- Born: c. 1631 United Kingdom
- Died: c. 1707 United Kingdom

= Joan Whitrowe =

English religious writer, visionary and polemicist

Joan Whitrowe (c. 1631–1707) was an English religious writer, visionary and polemicist.

== Personal life ==
She was married to Robert Whitrowe, a tailor, and had two children: Susannah (c. 1662–1677) and Jason (c. 1671–1677).

She had blamed the apparently evil ways of her husband for the deaths of her children, seeing their deaths as a message from God to forsake domestic and worldly life for one of a prophet. In 1665, she went to London and Bristol to prophesise, and provided aid to victims of the London plague epidemic of that year.

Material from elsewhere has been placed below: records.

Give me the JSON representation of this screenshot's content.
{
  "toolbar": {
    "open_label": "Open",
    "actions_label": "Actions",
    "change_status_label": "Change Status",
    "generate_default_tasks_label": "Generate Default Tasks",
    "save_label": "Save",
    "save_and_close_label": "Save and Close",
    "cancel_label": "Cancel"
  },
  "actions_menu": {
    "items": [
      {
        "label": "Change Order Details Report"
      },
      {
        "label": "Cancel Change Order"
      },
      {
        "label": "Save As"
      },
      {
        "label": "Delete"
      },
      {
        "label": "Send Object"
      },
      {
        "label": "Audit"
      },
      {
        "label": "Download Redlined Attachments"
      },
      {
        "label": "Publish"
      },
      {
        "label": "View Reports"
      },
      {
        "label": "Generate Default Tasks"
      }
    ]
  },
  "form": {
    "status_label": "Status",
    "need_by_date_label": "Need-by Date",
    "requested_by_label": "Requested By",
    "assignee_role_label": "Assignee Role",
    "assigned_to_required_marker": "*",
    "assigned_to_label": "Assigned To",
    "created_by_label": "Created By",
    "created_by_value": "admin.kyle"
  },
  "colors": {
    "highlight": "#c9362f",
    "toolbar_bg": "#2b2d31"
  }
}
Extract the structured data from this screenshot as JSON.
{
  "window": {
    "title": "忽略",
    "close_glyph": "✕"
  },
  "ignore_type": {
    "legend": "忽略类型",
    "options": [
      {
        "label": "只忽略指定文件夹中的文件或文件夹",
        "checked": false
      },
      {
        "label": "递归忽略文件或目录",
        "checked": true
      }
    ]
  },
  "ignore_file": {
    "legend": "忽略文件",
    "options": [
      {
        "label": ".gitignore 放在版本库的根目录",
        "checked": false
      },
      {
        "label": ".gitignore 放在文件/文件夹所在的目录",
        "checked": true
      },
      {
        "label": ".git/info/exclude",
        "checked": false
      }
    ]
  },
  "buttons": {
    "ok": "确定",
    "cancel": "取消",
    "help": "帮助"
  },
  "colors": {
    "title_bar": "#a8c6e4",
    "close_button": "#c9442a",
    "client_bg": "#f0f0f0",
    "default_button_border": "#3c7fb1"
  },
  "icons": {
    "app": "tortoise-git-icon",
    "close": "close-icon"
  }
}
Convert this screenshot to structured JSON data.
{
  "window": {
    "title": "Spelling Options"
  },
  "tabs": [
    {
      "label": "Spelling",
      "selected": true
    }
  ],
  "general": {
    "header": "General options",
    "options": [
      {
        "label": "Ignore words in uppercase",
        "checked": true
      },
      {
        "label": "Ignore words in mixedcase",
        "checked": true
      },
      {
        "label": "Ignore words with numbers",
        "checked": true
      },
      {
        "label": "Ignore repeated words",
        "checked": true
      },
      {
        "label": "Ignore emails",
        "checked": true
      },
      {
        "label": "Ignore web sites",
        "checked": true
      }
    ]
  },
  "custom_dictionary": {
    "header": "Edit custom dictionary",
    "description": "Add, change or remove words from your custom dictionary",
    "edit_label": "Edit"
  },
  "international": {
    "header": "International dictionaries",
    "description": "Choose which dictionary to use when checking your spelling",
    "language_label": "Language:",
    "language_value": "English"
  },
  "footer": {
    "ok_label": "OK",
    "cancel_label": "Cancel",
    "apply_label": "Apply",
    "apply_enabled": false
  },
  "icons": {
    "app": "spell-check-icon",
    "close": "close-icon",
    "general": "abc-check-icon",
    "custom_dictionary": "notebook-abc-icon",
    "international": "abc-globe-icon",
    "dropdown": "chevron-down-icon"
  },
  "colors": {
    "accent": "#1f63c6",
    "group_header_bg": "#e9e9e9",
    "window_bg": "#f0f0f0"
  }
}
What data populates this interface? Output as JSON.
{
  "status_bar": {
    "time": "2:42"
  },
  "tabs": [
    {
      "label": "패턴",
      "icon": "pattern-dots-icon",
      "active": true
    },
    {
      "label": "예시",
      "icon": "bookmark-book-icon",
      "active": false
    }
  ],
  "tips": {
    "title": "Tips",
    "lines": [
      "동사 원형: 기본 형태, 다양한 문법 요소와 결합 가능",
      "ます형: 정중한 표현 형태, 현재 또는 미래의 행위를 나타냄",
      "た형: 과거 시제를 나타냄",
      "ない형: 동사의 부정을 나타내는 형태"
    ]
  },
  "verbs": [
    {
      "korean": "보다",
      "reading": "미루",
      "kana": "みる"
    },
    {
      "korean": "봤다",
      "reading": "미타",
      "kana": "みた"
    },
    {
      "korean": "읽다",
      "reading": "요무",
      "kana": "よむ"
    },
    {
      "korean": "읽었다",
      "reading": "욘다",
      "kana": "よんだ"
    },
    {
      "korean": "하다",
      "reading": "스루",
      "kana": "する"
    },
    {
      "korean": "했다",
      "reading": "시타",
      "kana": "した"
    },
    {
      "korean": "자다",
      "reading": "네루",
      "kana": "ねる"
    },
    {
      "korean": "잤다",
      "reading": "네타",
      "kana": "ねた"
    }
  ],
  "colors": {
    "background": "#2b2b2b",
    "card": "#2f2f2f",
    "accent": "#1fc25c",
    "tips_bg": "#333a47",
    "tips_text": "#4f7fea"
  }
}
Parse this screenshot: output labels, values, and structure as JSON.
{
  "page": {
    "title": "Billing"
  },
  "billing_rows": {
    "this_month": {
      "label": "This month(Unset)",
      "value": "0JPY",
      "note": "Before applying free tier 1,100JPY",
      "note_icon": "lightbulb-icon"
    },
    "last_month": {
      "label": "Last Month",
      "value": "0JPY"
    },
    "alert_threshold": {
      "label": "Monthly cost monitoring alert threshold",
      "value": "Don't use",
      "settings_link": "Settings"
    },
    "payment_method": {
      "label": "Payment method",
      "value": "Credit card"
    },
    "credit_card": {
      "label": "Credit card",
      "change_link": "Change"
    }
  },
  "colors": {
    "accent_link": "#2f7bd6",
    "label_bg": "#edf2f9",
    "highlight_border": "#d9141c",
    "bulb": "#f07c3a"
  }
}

==The work of God in a dying maid==
The death of Susannah prompted her to write The work of God in a dying maid, being a short account of the dealings of the Lord with one Susannah Whitrow (1677). The preface of this biography was written by prominent London Quaker Rebecca Travers, who visited by her bedside.

Although not fully accurate, this biography became one of her most widely-read works and detailed Susannah's utterances against corruption, her initial reluctance but subsequent sympathy with Quakerism, and her praise of her mother's spiritual integrity.

Initially a Quaker, she later broke with them, later saying she was not a member of any specific religious sect. She later wrote a number of tracts on public issues.